We start­ed at mid­night with a French press cof­fee pre­pared by Juan. After approach­ing the glac­i­er by easy gran­ite slabs, we entered into the low­er glac­i­er of the north­east side of the peak. As soon as we gained some alti­tude every­thing was get­ting steep­er and a bit more com­pli­cat­ed. At 5am we final­ly reached the head­wall of the peak, a 60-degree aver­age gul­ly that we had to climb on six pitch­es in order to get to the sum­mit ridge. Enjoy­ing the first light of the day climb­ing in real­ly good ice and snow con­di­tions with the view of the north­ern side of Cordillera Blan­ca was just per­fect. Every time I asked Bar­bara how she was doing, she kept say­ing, I am doing great, this is fun!”.

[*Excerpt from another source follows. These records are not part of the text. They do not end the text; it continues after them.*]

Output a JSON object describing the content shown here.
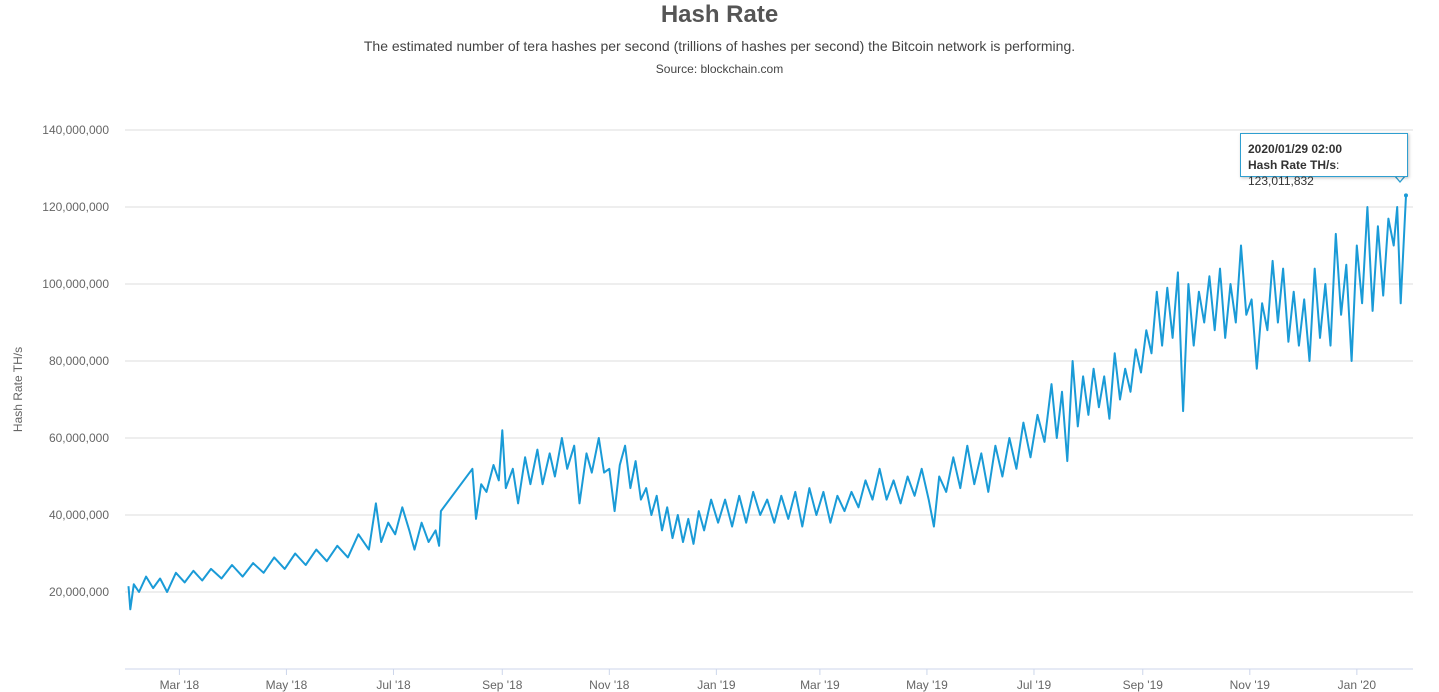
{
  "header": {
    "title": "Hash Rate",
    "subtitle": "The estimated number of tera hashes per second (trillions of hashes per second) the Bitcoin network is performing.",
    "source": "Source: blockchain.com"
  },
  "tooltip": {
    "date": "2020/01/29 02:00",
    "series_label": "Hash Rate TH/s",
    "value_text": "123,011,832"
  },
  "colors": {
    "line": "#1a9bd7",
    "grid": "#dddddd",
    "axis_text": "#666666"
  },
  "chart_data": {
    "type": "line",
    "title": "Hash Rate",
    "xlabel": "",
    "ylabel": "Hash Rate TH/s",
    "ylim": [
      0,
      140000000
    ],
    "xlim": [
      "2018-01-29",
      "2020-02-02"
    ],
    "grid": true,
    "y_ticks": [
      20000000,
      40000000,
      60000000,
      80000000,
      100000000,
      120000000,
      140000000
    ],
    "y_tick_labels": [
      "20,000,000",
      "40,000,000",
      "60,000,000",
      "80,000,000",
      "100,000,000",
      "120,000,000",
      "140,000,000"
    ],
    "x_ticks": [
      "2018-03-01",
      "2018-05-01",
      "2018-07-01",
      "2018-09-01",
      "2018-11-01",
      "2019-01-01",
      "2019-03-01",
      "2019-05-01",
      "2019-07-01",
      "2019-09-01",
      "2019-11-01",
      "2020-01-01"
    ],
    "x_tick_labels": [
      "Mar '18",
      "May '18",
      "Jul '18",
      "Sep '18",
      "Nov '18",
      "Jan '19",
      "Mar '19",
      "May '19",
      "Jul '19",
      "Sep '19",
      "Nov '19",
      "Jan '20"
    ],
    "series": [
      {
        "name": "Hash Rate TH/s",
        "points": [
          [
            "2018-01-31",
            21500000
          ],
          [
            "2018-02-01",
            15500000
          ],
          [
            "2018-02-03",
            22000000
          ],
          [
            "2018-02-06",
            20000000
          ],
          [
            "2018-02-10",
            24000000
          ],
          [
            "2018-02-14",
            21000000
          ],
          [
            "2018-02-18",
            23500000
          ],
          [
            "2018-02-22",
            20000000
          ],
          [
            "2018-02-27",
            25000000
          ],
          [
            "2018-03-04",
            22500000
          ],
          [
            "2018-03-09",
            25500000
          ],
          [
            "2018-03-14",
            23000000
          ],
          [
            "2018-03-19",
            26000000
          ],
          [
            "2018-03-25",
            23500000
          ],
          [
            "2018-03-31",
            27000000
          ],
          [
            "2018-04-06",
            24000000
          ],
          [
            "2018-04-12",
            27500000
          ],
          [
            "2018-04-18",
            25000000
          ],
          [
            "2018-04-24",
            29000000
          ],
          [
            "2018-04-30",
            26000000
          ],
          [
            "2018-05-06",
            30000000
          ],
          [
            "2018-05-12",
            27000000
          ],
          [
            "2018-05-18",
            31000000
          ],
          [
            "2018-05-24",
            28000000
          ],
          [
            "2018-05-30",
            32000000
          ],
          [
            "2018-06-05",
            29000000
          ],
          [
            "2018-06-11",
            35000000
          ],
          [
            "2018-06-17",
            31000000
          ],
          [
            "2018-06-21",
            43000000
          ],
          [
            "2018-06-24",
            33000000
          ],
          [
            "2018-06-28",
            38000000
          ],
          [
            "2018-07-02",
            35000000
          ],
          [
            "2018-07-06",
            42000000
          ],
          [
            "2018-07-10",
            36000000
          ],
          [
            "2018-07-13",
            31000000
          ],
          [
            "2018-07-17",
            38000000
          ],
          [
            "2018-07-21",
            33000000
          ],
          [
            "2018-07-25",
            36000000
          ],
          [
            "2018-07-27",
            32000000
          ],
          [
            "2018-07-28",
            41000000
          ],
          [
            "2018-08-15",
            52000000
          ],
          [
            "2018-08-17",
            39000000
          ],
          [
            "2018-08-20",
            48000000
          ],
          [
            "2018-08-23",
            46000000
          ],
          [
            "2018-08-27",
            53000000
          ],
          [
            "2018-08-30",
            49000000
          ],
          [
            "2018-09-01",
            62000000
          ],
          [
            "2018-09-03",
            47000000
          ],
          [
            "2018-09-07",
            52000000
          ],
          [
            "2018-09-10",
            43000000
          ],
          [
            "2018-09-14",
            55000000
          ],
          [
            "2018-09-17",
            48000000
          ],
          [
            "2018-09-21",
            57000000
          ],
          [
            "2018-09-24",
            48000000
          ],
          [
            "2018-09-28",
            56000000
          ],
          [
            "2018-10-01",
            50000000
          ],
          [
            "2018-10-05",
            60000000
          ],
          [
            "2018-10-08",
            52000000
          ],
          [
            "2018-10-12",
            58000000
          ],
          [
            "2018-10-15",
            43000000
          ],
          [
            "2018-10-19",
            56000000
          ],
          [
            "2018-10-22",
            51000000
          ],
          [
            "2018-10-26",
            60000000
          ],
          [
            "2018-10-29",
            51000000
          ],
          [
            "2018-11-01",
            52000000
          ],
          [
            "2018-11-04",
            41000000
          ],
          [
            "2018-11-07",
            53000000
          ],
          [
            "2018-11-10",
            58000000
          ],
          [
            "2018-11-13",
            47000000
          ],
          [
            "2018-11-16",
            54000000
          ],
          [
            "2018-11-19",
            44000000
          ],
          [
            "2018-11-22",
            47000000
          ],
          [
            "2018-11-25",
            40000000
          ],
          [
            "2018-11-28",
            45000000
          ],
          [
            "2018-12-01",
            36000000
          ],
          [
            "2018-12-04",
            42000000
          ],
          [
            "2018-12-07",
            34000000
          ],
          [
            "2018-12-10",
            40000000
          ],
          [
            "2018-12-13",
            33000000
          ],
          [
            "2018-12-16",
            39000000
          ],
          [
            "2018-12-19",
            32500000
          ],
          [
            "2018-12-22",
            41000000
          ],
          [
            "2018-12-25",
            36000000
          ],
          [
            "2018-12-29",
            44000000
          ],
          [
            "2019-01-02",
            38000000
          ],
          [
            "2019-01-06",
            44000000
          ],
          [
            "2019-01-10",
            37000000
          ],
          [
            "2019-01-14",
            45000000
          ],
          [
            "2019-01-18",
            38000000
          ],
          [
            "2019-01-22",
            46000000
          ],
          [
            "2019-01-26",
            40000000
          ],
          [
            "2019-01-30",
            44000000
          ],
          [
            "2019-02-03",
            38000000
          ],
          [
            "2019-02-07",
            45000000
          ],
          [
            "2019-02-11",
            39000000
          ],
          [
            "2019-02-15",
            46000000
          ],
          [
            "2019-02-19",
            37000000
          ],
          [
            "2019-02-23",
            47000000
          ],
          [
            "2019-02-27",
            40000000
          ],
          [
            "2019-03-03",
            46000000
          ],
          [
            "2019-03-07",
            38000000
          ],
          [
            "2019-03-11",
            45000000
          ],
          [
            "2019-03-15",
            41000000
          ],
          [
            "2019-03-19",
            46000000
          ],
          [
            "2019-03-23",
            42000000
          ],
          [
            "2019-03-27",
            49000000
          ],
          [
            "2019-03-31",
            44000000
          ],
          [
            "2019-04-04",
            52000000
          ],
          [
            "2019-04-08",
            44000000
          ],
          [
            "2019-04-12",
            49000000
          ],
          [
            "2019-04-16",
            43000000
          ],
          [
            "2019-04-20",
            50000000
          ],
          [
            "2019-04-24",
            45000000
          ],
          [
            "2019-04-28",
            52000000
          ],
          [
            "2019-05-02",
            44000000
          ],
          [
            "2019-05-05",
            37000000
          ],
          [
            "2019-05-08",
            50000000
          ],
          [
            "2019-05-12",
            46000000
          ],
          [
            "2019-05-16",
            55000000
          ],
          [
            "2019-05-20",
            47000000
          ],
          [
            "2019-05-24",
            58000000
          ],
          [
            "2019-05-28",
            48000000
          ],
          [
            "2019-06-01",
            56000000
          ],
          [
            "2019-06-05",
            46000000
          ],
          [
            "2019-06-09",
            58000000
          ],
          [
            "2019-06-13",
            50000000
          ],
          [
            "2019-06-17",
            60000000
          ],
          [
            "2019-06-21",
            52000000
          ],
          [
            "2019-06-25",
            64000000
          ],
          [
            "2019-06-29",
            55000000
          ],
          [
            "2019-07-03",
            66000000
          ],
          [
            "2019-07-07",
            59000000
          ],
          [
            "2019-07-11",
            74000000
          ],
          [
            "2019-07-14",
            60000000
          ],
          [
            "2019-07-17",
            72000000
          ],
          [
            "2019-07-20",
            54000000
          ],
          [
            "2019-07-23",
            80000000
          ],
          [
            "2019-07-26",
            63000000
          ],
          [
            "2019-07-29",
            76000000
          ],
          [
            "2019-08-01",
            66000000
          ],
          [
            "2019-08-04",
            78000000
          ],
          [
            "2019-08-07",
            68000000
          ],
          [
            "2019-08-10",
            76000000
          ],
          [
            "2019-08-13",
            65000000
          ],
          [
            "2019-08-16",
            82000000
          ],
          [
            "2019-08-19",
            70000000
          ],
          [
            "2019-08-22",
            78000000
          ],
          [
            "2019-08-25",
            72000000
          ],
          [
            "2019-08-28",
            83000000
          ],
          [
            "2019-08-31",
            77000000
          ],
          [
            "2019-09-03",
            88000000
          ],
          [
            "2019-09-06",
            82000000
          ],
          [
            "2019-09-09",
            98000000
          ],
          [
            "2019-09-12",
            84000000
          ],
          [
            "2019-09-15",
            99000000
          ],
          [
            "2019-09-18",
            86000000
          ],
          [
            "2019-09-21",
            103000000
          ],
          [
            "2019-09-24",
            67000000
          ],
          [
            "2019-09-27",
            100000000
          ],
          [
            "2019-09-30",
            84000000
          ],
          [
            "2019-10-03",
            98000000
          ],
          [
            "2019-10-06",
            90000000
          ],
          [
            "2019-10-09",
            102000000
          ],
          [
            "2019-10-12",
            88000000
          ],
          [
            "2019-10-15",
            104000000
          ],
          [
            "2019-10-18",
            86000000
          ],
          [
            "2019-10-21",
            100000000
          ],
          [
            "2019-10-24",
            90000000
          ],
          [
            "2019-10-27",
            110000000
          ],
          [
            "2019-10-30",
            92000000
          ],
          [
            "2019-11-02",
            96000000
          ],
          [
            "2019-11-05",
            78000000
          ],
          [
            "2019-11-08",
            95000000
          ],
          [
            "2019-11-11",
            88000000
          ],
          [
            "2019-11-14",
            106000000
          ],
          [
            "2019-11-17",
            90000000
          ],
          [
            "2019-11-20",
            104000000
          ],
          [
            "2019-11-23",
            85000000
          ],
          [
            "2019-11-26",
            98000000
          ],
          [
            "2019-11-29",
            84000000
          ],
          [
            "2019-12-02",
            96000000
          ],
          [
            "2019-12-05",
            80000000
          ],
          [
            "2019-12-08",
            104000000
          ],
          [
            "2019-12-11",
            86000000
          ],
          [
            "2019-12-14",
            100000000
          ],
          [
            "2019-12-17",
            84000000
          ],
          [
            "2019-12-20",
            113000000
          ],
          [
            "2019-12-23",
            92000000
          ],
          [
            "2019-12-26",
            105000000
          ],
          [
            "2019-12-29",
            80000000
          ],
          [
            "2020-01-01",
            110000000
          ],
          [
            "2020-01-04",
            95000000
          ],
          [
            "2020-01-07",
            120000000
          ],
          [
            "2020-01-10",
            93000000
          ],
          [
            "2020-01-13",
            115000000
          ],
          [
            "2020-01-16",
            97000000
          ],
          [
            "2020-01-19",
            117000000
          ],
          [
            "2020-01-22",
            110000000
          ],
          [
            "2020-01-24",
            120000000
          ],
          [
            "2020-01-26",
            95000000
          ],
          [
            "2020-01-29",
            123011832
          ]
        ]
      }
    ]
  }
}
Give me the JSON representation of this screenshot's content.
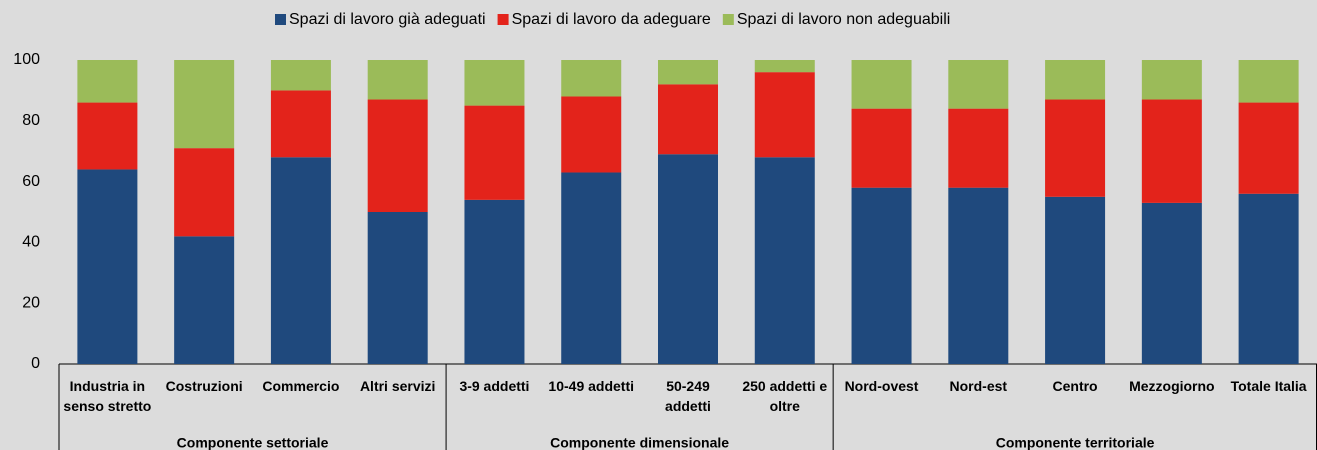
{
  "chart_data": {
    "type": "stacked_bar",
    "groups": [
      {
        "label": "Componente settoriale",
        "categories": [
          "Industria in senso stretto",
          "Costruzioni",
          "Commercio",
          "Altri servizi"
        ]
      },
      {
        "label": "Componente dimensionale",
        "categories": [
          "3-9 addetti",
          "10-49 addetti",
          "50-249 addetti",
          "250 addetti e oltre"
        ]
      },
      {
        "label": "Componente territoriale",
        "categories": [
          "Nord-ovest",
          "Nord-est",
          "Centro",
          "Mezzogiorno",
          "Totale Italia"
        ]
      }
    ],
    "series": [
      {
        "name": "Spazi di lavoro già adeguati",
        "color": "#1f497d",
        "values": [
          64,
          42,
          68,
          50,
          54,
          63,
          69,
          68,
          58,
          58,
          55,
          53,
          56
        ]
      },
      {
        "name": "Spazi di lavoro da adeguare",
        "color": "#e3231b",
        "values": [
          22,
          29,
          22,
          37,
          31,
          25,
          23,
          28,
          26,
          26,
          32,
          34,
          30
        ]
      },
      {
        "name": "Spazi di lavoro non adeguabili",
        "color": "#9bbb59",
        "values": [
          14,
          29,
          10,
          13,
          15,
          12,
          8,
          4,
          16,
          16,
          13,
          13,
          14
        ]
      }
    ],
    "ylim": [
      0,
      100
    ],
    "yticks": [
      0,
      20,
      40,
      60,
      80,
      100
    ],
    "grid": false,
    "legend": "top"
  }
}
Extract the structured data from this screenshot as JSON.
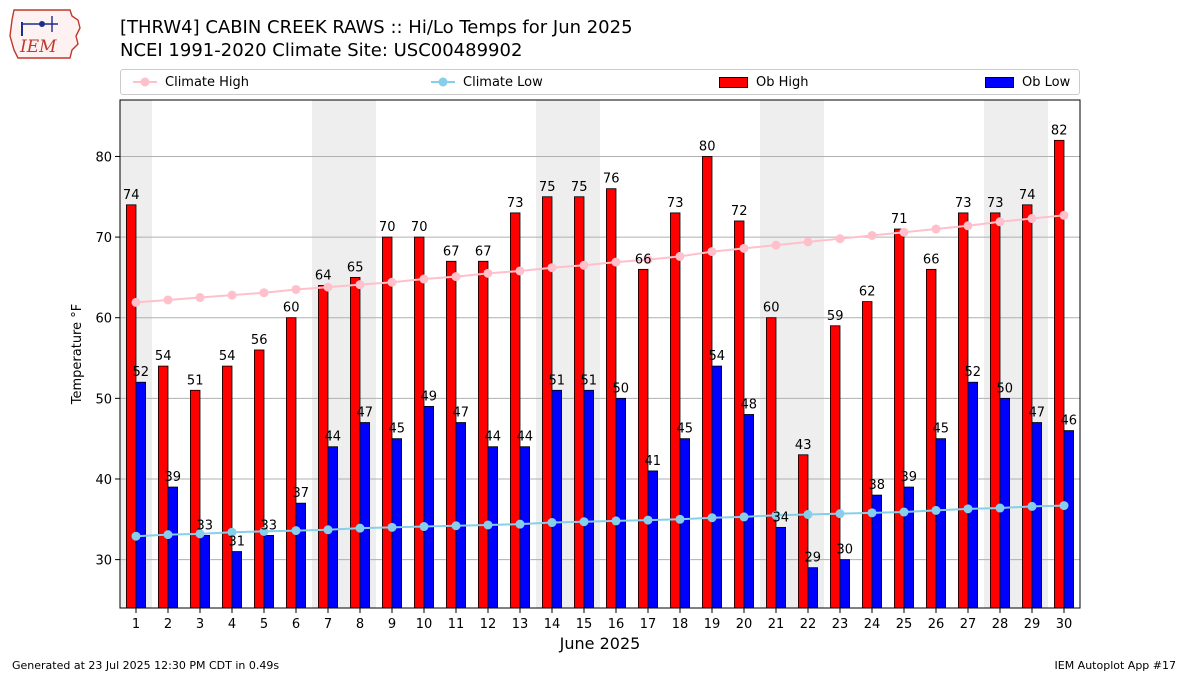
{
  "header": {
    "title_line1": "[THRW4] CABIN CREEK RAWS :: Hi/Lo Temps for Jun 2025",
    "title_line2": "NCEI 1991-2020 Climate Site: USC00489902",
    "logo_text": "IEM"
  },
  "legend": {
    "placement": "top",
    "items": [
      {
        "label": "Climate High",
        "color": "#ffc0cb"
      },
      {
        "label": "Climate Low",
        "color": "#87ceeb"
      },
      {
        "label": "Ob High",
        "color": "#ff0000"
      },
      {
        "label": "Ob Low",
        "color": "#0000ff"
      }
    ]
  },
  "footer": {
    "left": "Generated at 23 Jul 2025 12:30 PM CDT in 0.49s",
    "right": "IEM Autoplot App #17"
  },
  "chart_data": {
    "type": "bar",
    "xlabel": "June 2025",
    "ylabel": "Temperature $^\\circ$F",
    "ylim": [
      24,
      87
    ],
    "yticks": [
      30,
      40,
      50,
      60,
      70,
      80
    ],
    "grid": true,
    "weekend_shading": [
      [
        1,
        1
      ],
      [
        7,
        8
      ],
      [
        14,
        15
      ],
      [
        21,
        22
      ],
      [
        28,
        29
      ]
    ],
    "categories": [
      "1",
      "2",
      "3",
      "4",
      "5",
      "6",
      "7",
      "8",
      "9",
      "10",
      "11",
      "12",
      "13",
      "14",
      "15",
      "16",
      "17",
      "18",
      "19",
      "20",
      "21",
      "22",
      "23",
      "24",
      "25",
      "26",
      "27",
      "28",
      "29",
      "30"
    ],
    "series": [
      {
        "name": "Ob High",
        "kind": "bar",
        "color": "#ff0000",
        "values": [
          74,
          54,
          51,
          54,
          56,
          60,
          64,
          65,
          70,
          70,
          67,
          67,
          73,
          75,
          75,
          76,
          66,
          73,
          80,
          72,
          60,
          43,
          59,
          62,
          71,
          66,
          73,
          73,
          74,
          82
        ]
      },
      {
        "name": "Ob Low",
        "kind": "bar",
        "color": "#0000ff",
        "values": [
          52,
          39,
          33,
          31,
          33,
          37,
          44,
          47,
          45,
          49,
          47,
          44,
          44,
          51,
          51,
          50,
          41,
          45,
          54,
          48,
          34,
          29,
          30,
          38,
          39,
          45,
          52,
          50,
          47,
          46
        ]
      },
      {
        "name": "Climate High",
        "kind": "line",
        "color": "#ffc0cb",
        "values": [
          61.9,
          62.2,
          62.5,
          62.8,
          63.1,
          63.5,
          63.8,
          64.1,
          64.4,
          64.8,
          65.1,
          65.5,
          65.8,
          66.2,
          66.5,
          66.9,
          67.2,
          67.6,
          68.2,
          68.6,
          69.0,
          69.4,
          69.8,
          70.2,
          70.6,
          71.0,
          71.4,
          71.9,
          72.3,
          72.7
        ]
      },
      {
        "name": "Climate Low",
        "kind": "line",
        "color": "#87ceeb",
        "values": [
          32.9,
          33.1,
          33.2,
          33.4,
          33.5,
          33.6,
          33.7,
          33.9,
          34.0,
          34.1,
          34.2,
          34.3,
          34.4,
          34.6,
          34.7,
          34.8,
          34.9,
          35.0,
          35.2,
          35.3,
          35.5,
          35.6,
          35.7,
          35.8,
          35.9,
          36.1,
          36.3,
          36.4,
          36.6,
          36.7
        ]
      }
    ]
  }
}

Steep ridge climb­ing — Peru­vian style! Joshua Jar­rin photo

We final­ly arrived to the sum­mit at 10am, but the clouds were already rolling around the range and we could­n’t take a pic­ture like the one we did on Chopakal­ki, but that was ok con­sid­er­ing the land­scapes we saw on the final part of the climb. After five rap­pels and some glac­i­er tra­vers­es we were back to the camp, where Juan was wait­ing with a hot meal. 

Arteson­ra­ju sum­mit route. Joshua Jar­rin photo

Cloudy but suc­cess­ful sum­mit. Joshua Jar­rin photo

Now I am in Huaraz rest­ing a lit­tle bit and Bar­bara is already think­ing about her next climb. I hope I have the hon­or to be her guide again in a dif­fer­ent des­ti­na­tion. From my side this is a climb ded­i­cat­ed to Joel S. and his Tam­my, some Moun­tain Mad­ness fel­lows who could­n’t join us this time due to a last minute incon­ve­nience and who we are look­ing for­ward to see­ing again.